Women Of Distinction: Meet 30 remarkable leaders making a difference in our community

Source | www-courant-com.cdn.ampproject.org | NANCY SCHOEFFLER
This month we salute 30 exceptional women — from the fields of business, education, health care, arts, public service, philanthropy, religion and sports — each one of them a leader who makes a significant difference in the life of our community.
They are Biree Andemariam, Melia Bensussen, Joanne Berger-Sweeney, Donna Berman, Jamie Brätt, Chris Dailey, J. Antonelle de Marcaida, Christine Finck, Rhona Free, Emily Germain-Lee, Gail P. Hardy, Karen M. Jarmoc, Susan Johnson, Carolyn Kuan, Antoinette Lazarus, Rebecca Lobo, Louise Loomis, Rebecca Corbin Loree, Karen S. Lynch, Bonnie Malley, Aida Mansoor, Judy Marks, Melissa McCaw, Brooke Penders, Bridget Quinn-Carey, Regina Rush-Kittle, Filomena Soyster, Amanda Stanton, Leslie Torres-Rodriguez and Kristen Zarfos.
Biree Andemariam
When Dr. Biree Andemariam, a hematologist, began at UConn Health in 2007, she found a “pain crisis” of young adults with sickle cell disease suffering from widespread bodily pain. Until the 1980s, she says, sickle cell was thought to be a pediatric disease, with about half of patients dying before the age of 18, but now 98 percent live to be adults.

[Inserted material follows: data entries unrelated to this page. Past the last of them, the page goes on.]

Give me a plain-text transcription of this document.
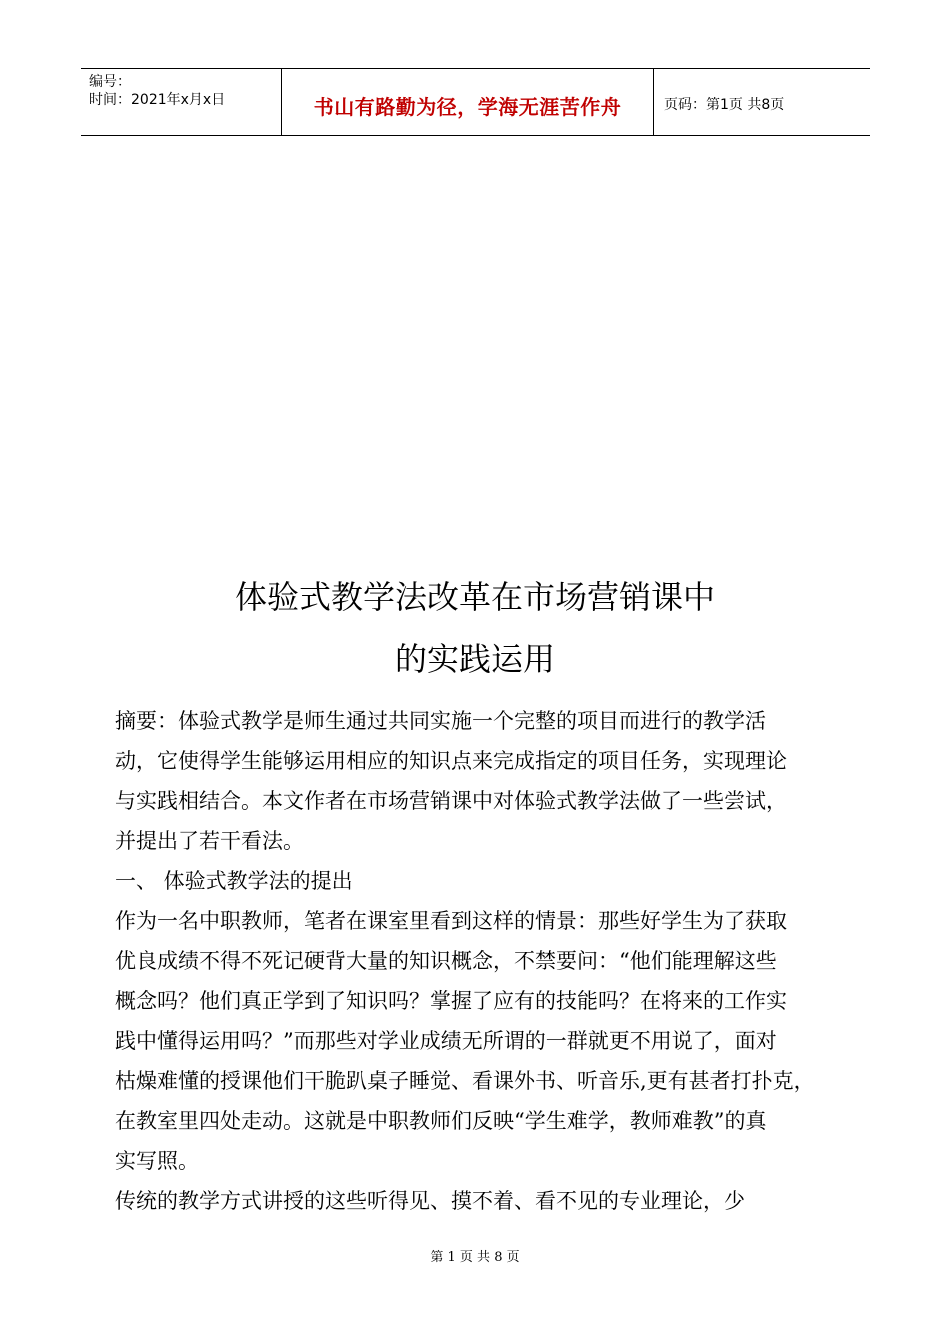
编号：
时间：2021年x月x日	书山有路勤为径，学海无涯苦作舟	页码：第1页 共8页
体验式教学法改革在市场营销课中
的实践运用
摘要：体验式教学是师生通过共同实施一个完整的项目而进行的教学活
动，它使得学生能够运用相应的知识点来完成指定的项目任务，实现理论
与实践相结合。本文作者在市场营销课中对体验式教学法做了一些尝试，
并提出了若干看法。
一、 体验式教学法的提出
作为一名中职教师，笔者在课室里看到这样的情景：那些好学生为了获取
优良成绩不得不死记硬背大量的知识概念，不禁要问：“他们能理解这些
概念吗？他们真正学到了知识吗？掌握了应有的技能吗？在将来的工作实
践中懂得运用吗？”而那些对学业成绩无所谓的一群就更不用说了，面对
枯燥难懂的授课他们干脆趴桌子睡觉、看课外书、听音乐,更有甚者打扑克，
在教室里四处走动。这就是中职教师们反映“学生难学，教师难教”的真
实写照。
传统的教学方式讲授的这些听得见、摸不着、看不见的专业理论，少
第 1 页 共 8 页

“There was no good place for continuity of care, no good treatments,” she says. “There was significant suffering, and I saw the status quo being acceptable. To me that was unacceptable. I knew I had the requisite skills. I decided I was the right person to take up this challenge.”
She founded the New England Sickle Cell Institute at UConn Health in 2009, added a nurse in 2011, and now directs more than a dozen people on the team. She also serves as chief medical officer of the Sickle Cell Disease Association of America, and hopes that “the model we’ve developed here from the ground up can be a model for other programs to be developed around the country.”